By Ivan Mehta, The Next Web
Samsung’s research center at Moscow has developed a new AI that can create talking avatars of photos and paintings without using any 3D modeling.
A paper posted by the research team suggests that while traditionally researchers have used a large number of images to create a talking head model, a new technique can achieve it by few, or potentially even one image.
In a video, engineer Egor Zakharov, explains that although it’s possible to create a model through a single image, training it through multiple images “leads to higher realism and better identity preservation.”
Samsung said that the model creates three neural networks during the learning process. First, it creates an embedded network that links frames related to face landmarks with vectors. Then using that data, the system creates a generator network which maps landmarks into the synthesized videos. Finally, the discriminator network assesses the realism and pose of generated frames.
It even shows off animated headshots of well-known figures like Leonardo Da Vinci’s Mona Lisa, Albert Einstien, and Marilyn Monroe.
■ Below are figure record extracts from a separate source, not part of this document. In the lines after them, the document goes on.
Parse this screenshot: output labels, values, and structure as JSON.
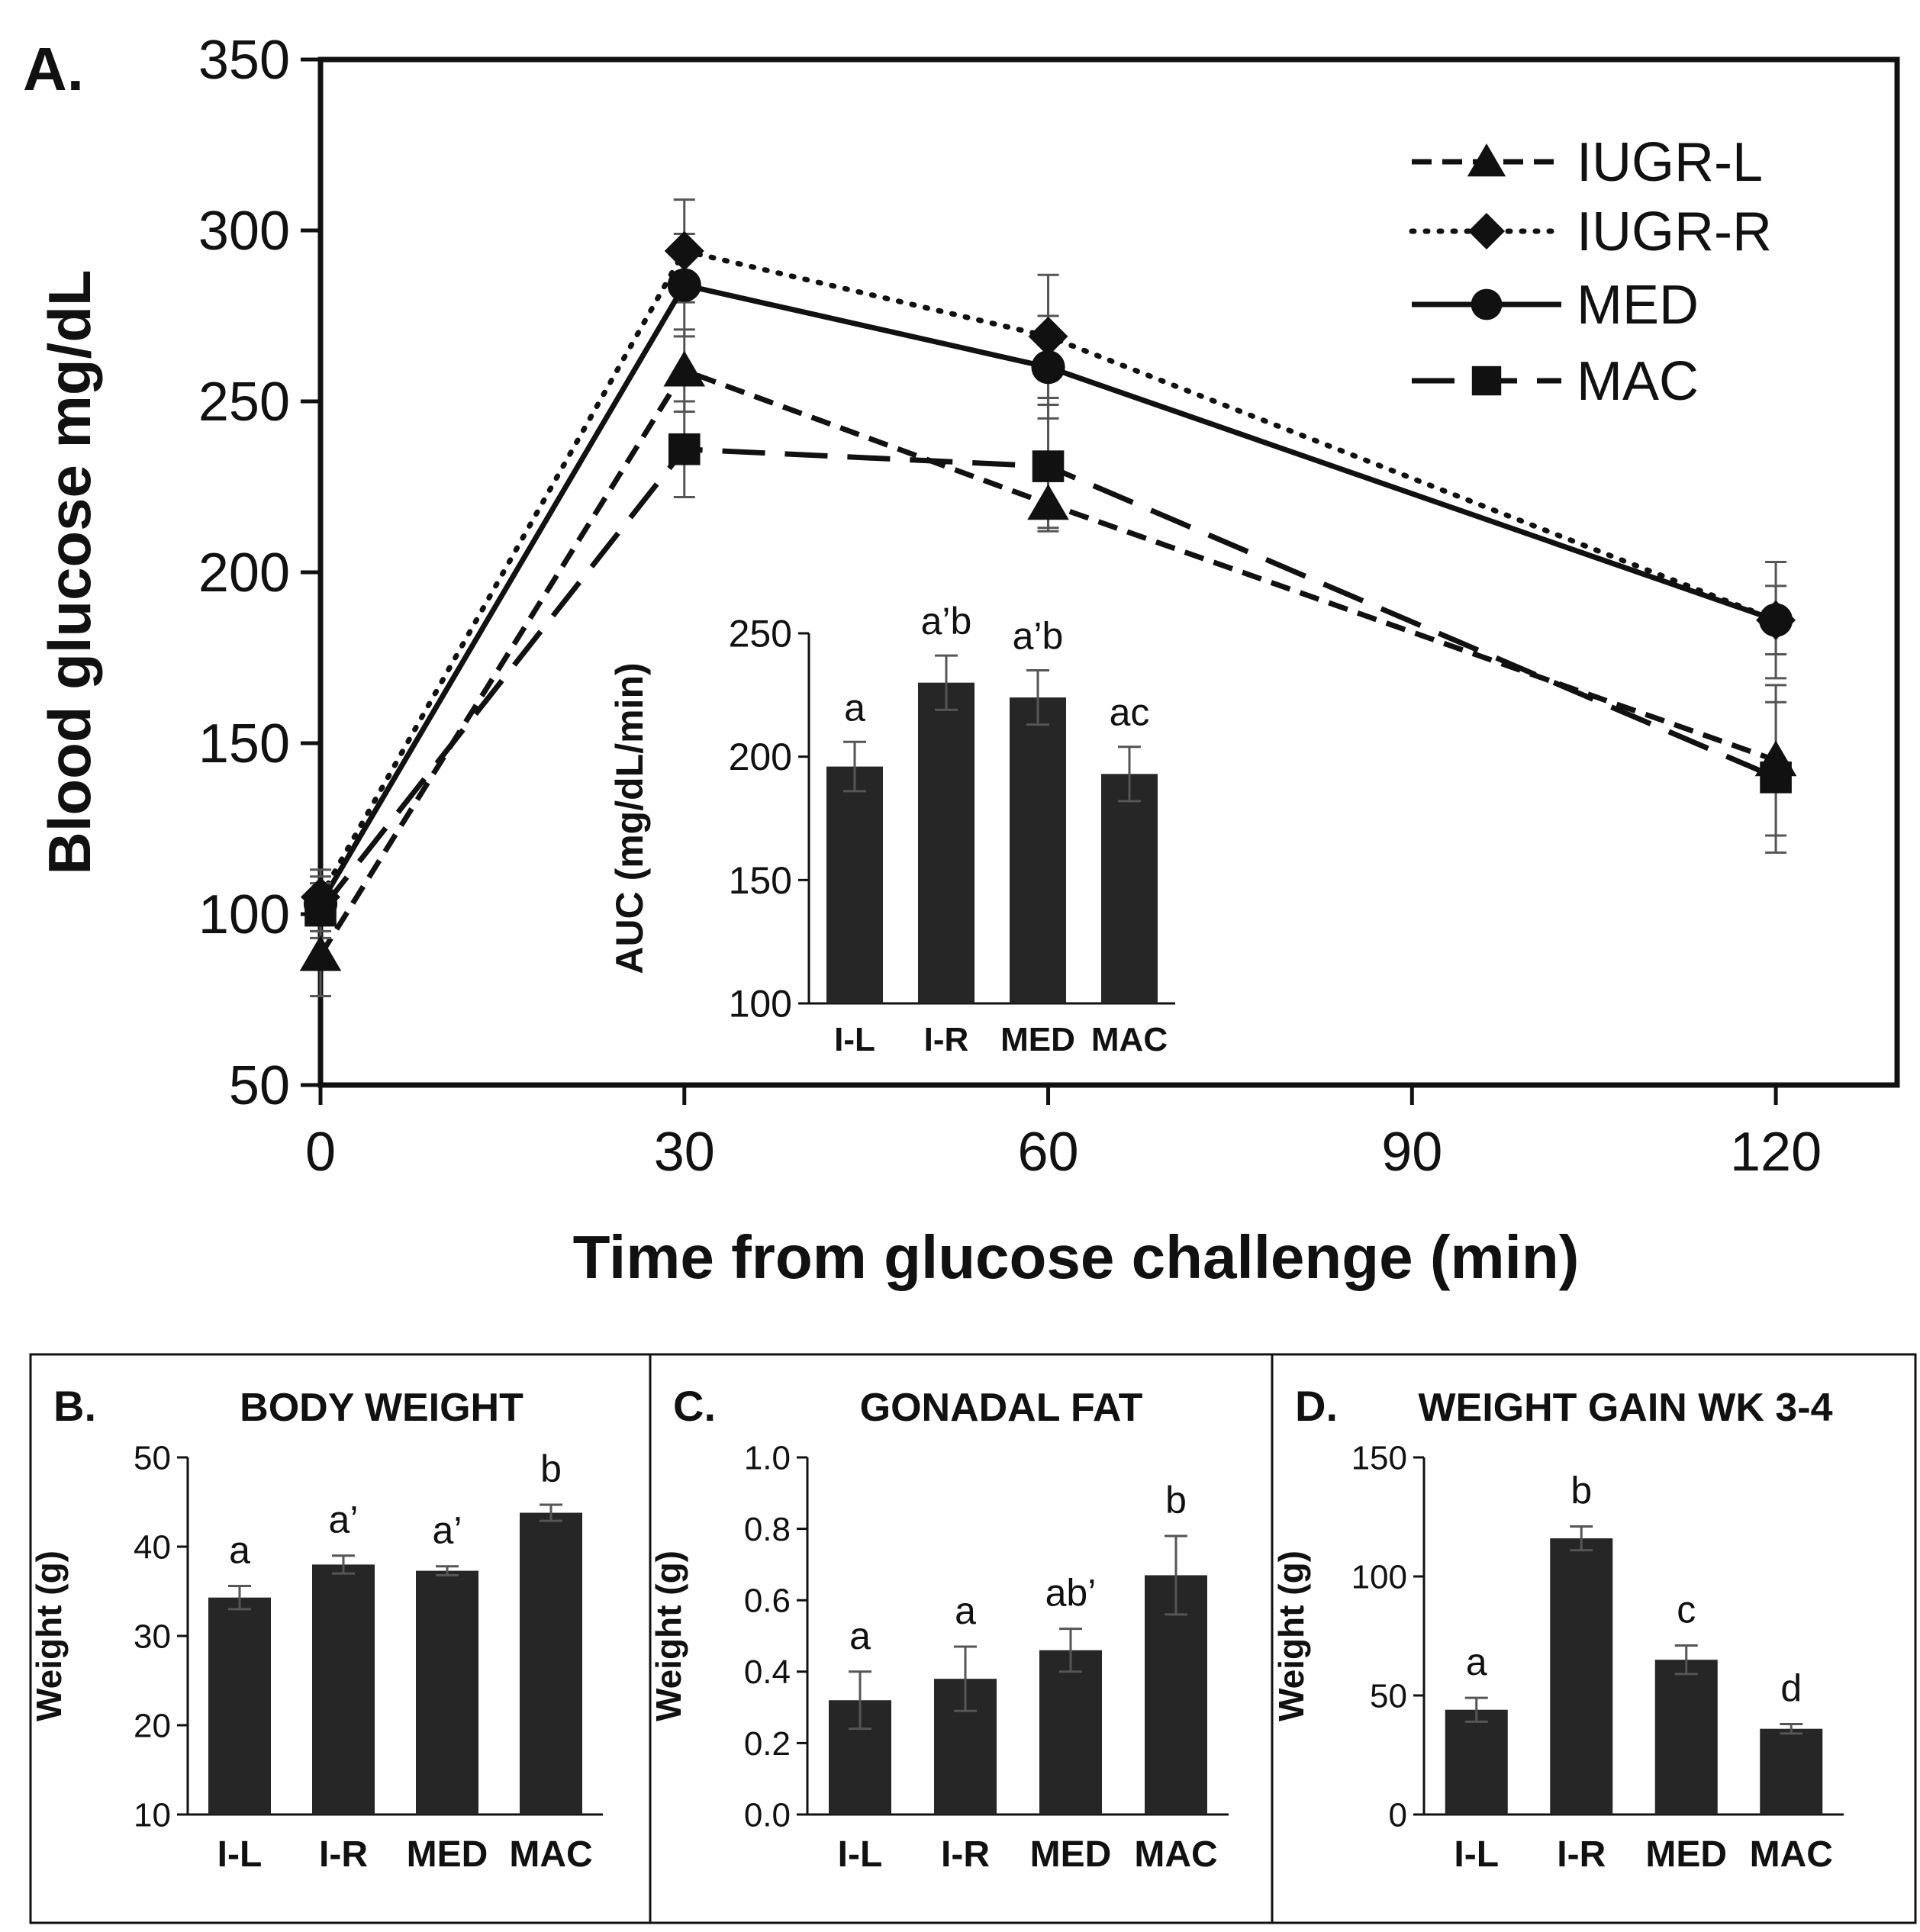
{
  "colors": {
    "ink": "#111111",
    "bar": "#262626",
    "background": "#ffffff",
    "errorbar": "#555555"
  },
  "chart_data": [
    {
      "id": "A",
      "type": "line",
      "panel_label": "A.",
      "xlabel": "Time from glucose challenge (min)",
      "ylabel": "Blood glucose mg/dL",
      "x_ticks": [
        "0",
        "30",
        "60",
        "90",
        "120"
      ],
      "y_ticks": [
        "50",
        "100",
        "150",
        "200",
        "250",
        "300",
        "350"
      ],
      "xlim": [
        0,
        130
      ],
      "ylim": [
        50,
        350
      ],
      "x": [
        0,
        30,
        60,
        120
      ],
      "series": [
        {
          "name": "IUGR-L",
          "marker": "triangle",
          "dash": "short-dash",
          "values": [
            88,
            259,
            220,
            145
          ],
          "errors": [
            12,
            12,
            8,
            22
          ]
        },
        {
          "name": "IUGR-R",
          "marker": "diamond",
          "dash": "dotted",
          "values": [
            105,
            294,
            269,
            186
          ],
          "errors": [
            8,
            15,
            18,
            17
          ]
        },
        {
          "name": "MED",
          "marker": "circle",
          "dash": "solid",
          "values": [
            103,
            284,
            260,
            186
          ],
          "errors": [
            8,
            15,
            15,
            10
          ]
        },
        {
          "name": "MAC",
          "marker": "square",
          "dash": "long-dash",
          "values": [
            101,
            236,
            231,
            140
          ],
          "errors": [
            8,
            14,
            18,
            22
          ]
        }
      ],
      "inset": {
        "type": "bar",
        "ylabel": "AUC (mg/dL/min)",
        "categories": [
          "I-L",
          "I-R",
          "MED",
          "MAC"
        ],
        "values": [
          196,
          230,
          224,
          193
        ],
        "errors": [
          10,
          11,
          11,
          11
        ],
        "annotations": [
          "a",
          "a’b",
          "a’b",
          "ac"
        ],
        "ylim": [
          100,
          250
        ],
        "y_ticks": [
          "100",
          "150",
          "200",
          "250"
        ]
      }
    },
    {
      "id": "B",
      "type": "bar",
      "panel_label": "B.",
      "title": "BODY WEIGHT",
      "ylabel": "Weight (g)",
      "categories": [
        "I-L",
        "I-R",
        "MED",
        "MAC"
      ],
      "values": [
        34.3,
        38.0,
        37.3,
        43.8
      ],
      "errors": [
        1.3,
        1.0,
        0.5,
        0.9
      ],
      "annotations": [
        "a",
        "a’",
        "a’",
        "b"
      ],
      "ylim": [
        10,
        50
      ],
      "y_ticks": [
        "10",
        "20",
        "30",
        "40",
        "50"
      ]
    },
    {
      "id": "C",
      "type": "bar",
      "panel_label": "C.",
      "title": "GONADAL FAT",
      "ylabel": "Weight (g)",
      "categories": [
        "I-L",
        "I-R",
        "MED",
        "MAC"
      ],
      "values": [
        0.32,
        0.38,
        0.46,
        0.67
      ],
      "errors": [
        0.08,
        0.09,
        0.06,
        0.11
      ],
      "annotations": [
        "a",
        "a",
        "ab’",
        "b"
      ],
      "ylim": [
        0,
        1.0
      ],
      "y_ticks": [
        "0.0",
        "0.2",
        "0.4",
        "0.6",
        "0.8",
        "1.0"
      ]
    },
    {
      "id": "D",
      "type": "bar",
      "panel_label": "D.",
      "title": "WEIGHT GAIN WK 3-4",
      "ylabel": "Weight (g)",
      "categories": [
        "I-L",
        "I-R",
        "MED",
        "MAC"
      ],
      "values": [
        44,
        116,
        65,
        36
      ],
      "errors": [
        5,
        5,
        6,
        2
      ],
      "annotations": [
        "a",
        "b",
        "c",
        "d"
      ],
      "ylim": [
        0,
        150
      ],
      "y_ticks": [
        "0",
        "50",
        "100",
        "150"
      ]
    }
  ]
}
To achieve that, the model referred to thousands of YouTube videos of celebrities talking (from VoxCeleb2 dataset) at the meta-learning stage. That helped it understand face landmarks and movements.
The paper says such ability has practical applications for telepresence, including video conferencing and multi-player games, as well as the special effects industry.
However, there’s a huge possibility that the model can be used to create deep fakes. We’ve seen in the past how deep fakes have been used to create impersonations of celebrities including fake porn videos.